In the meantime, our Corporate Law team is happy to provide guidance to directors and business owners on their legal obligations. To discuss this further, please reach out to a member of our friendly team.
The review
In June 2024, the Minister of Justice Paul Goldsmith asked the Law Commission to review the legal duties of company directors under the Companies Act 1993 (Act), together with the associated liabilities which directors can be faced with.
Read the Law Commission’s announcement here.
For some time now, directors have come up against a good deal of uncertainty in how the Act expects them to operate. For example, the tension between the need to protect company creditors while simultaneously enabling directors to exercise their reasoned commercial judgement has left a grey area in the law – one examined by the Court of Appeal and the Supreme Court in the landmark case Yan v Mainzeal[1].
In that case, both the Court of Appeal and the Supreme Court supported an overall legislative review of the Act to help address a “general incoherence” in how the statutory directors’ duties are applied in practice. With the Law Commission’s recent announcement, it appears that the Courts will be granted their wish.

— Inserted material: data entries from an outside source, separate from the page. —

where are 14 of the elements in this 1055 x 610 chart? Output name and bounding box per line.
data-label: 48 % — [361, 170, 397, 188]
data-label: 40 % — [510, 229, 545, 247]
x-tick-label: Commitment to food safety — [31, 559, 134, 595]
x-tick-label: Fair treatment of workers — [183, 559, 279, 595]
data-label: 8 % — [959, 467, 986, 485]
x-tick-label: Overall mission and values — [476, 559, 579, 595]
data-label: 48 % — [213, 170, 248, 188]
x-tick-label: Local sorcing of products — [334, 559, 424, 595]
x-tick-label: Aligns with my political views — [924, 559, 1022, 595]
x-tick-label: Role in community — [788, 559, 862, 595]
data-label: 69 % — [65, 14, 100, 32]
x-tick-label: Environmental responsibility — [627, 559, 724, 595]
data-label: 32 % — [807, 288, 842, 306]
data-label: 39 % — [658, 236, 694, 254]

The review will be led by Commissioner Geof Shirtcliffe, who has commented that “The law relating to directors’ duties and liabilities has been causing concern for some time and a review is timely. Duties in the Companies Act relating to reckless trading and incurring obligations are particularly unclear and difficult to apply as they are currently framed and may discourage directors from taking legitimate business risks.”
It is likely the review will focus on the duties relating to reckless trading, the competing interests between a business and its creditors, and whether other currently prescribed directors’ duties and enforcement methods are fit for purpose.
Directors’ duties at law
As a quick recap, the Act currently requires directors to comply with key duties (and can impose penalties if directors fail to do so). These duties include:
- acting in good faith and in the best interests of the company
- exercising all powers of directorship for a proper purpose
- avoiding the company acting in a manner contrary to the Act or its constitution
- avoiding reckless trading (being the creation of a substantial risk of serious loss to the company’s creditors)
- avoiding the company incurring obligations which the company will be unable to fulfil
- exercising the care, diligence and skill of a reasonable director.
What does this mean for company directors?
Perhaps nothing just yet – it may be several years before New Zealand businesses can expect to see any practical changes to the legislation.
However, in the longer term, we are hopeful that the direction taken by the Government will lead to greater certainty regarding the responsibilities of a director of a New Zealand company.
[1] Yan v Mainzeal Property and Construction (in Liq) [2021] NZCA 99 / [2023] NZSC 113.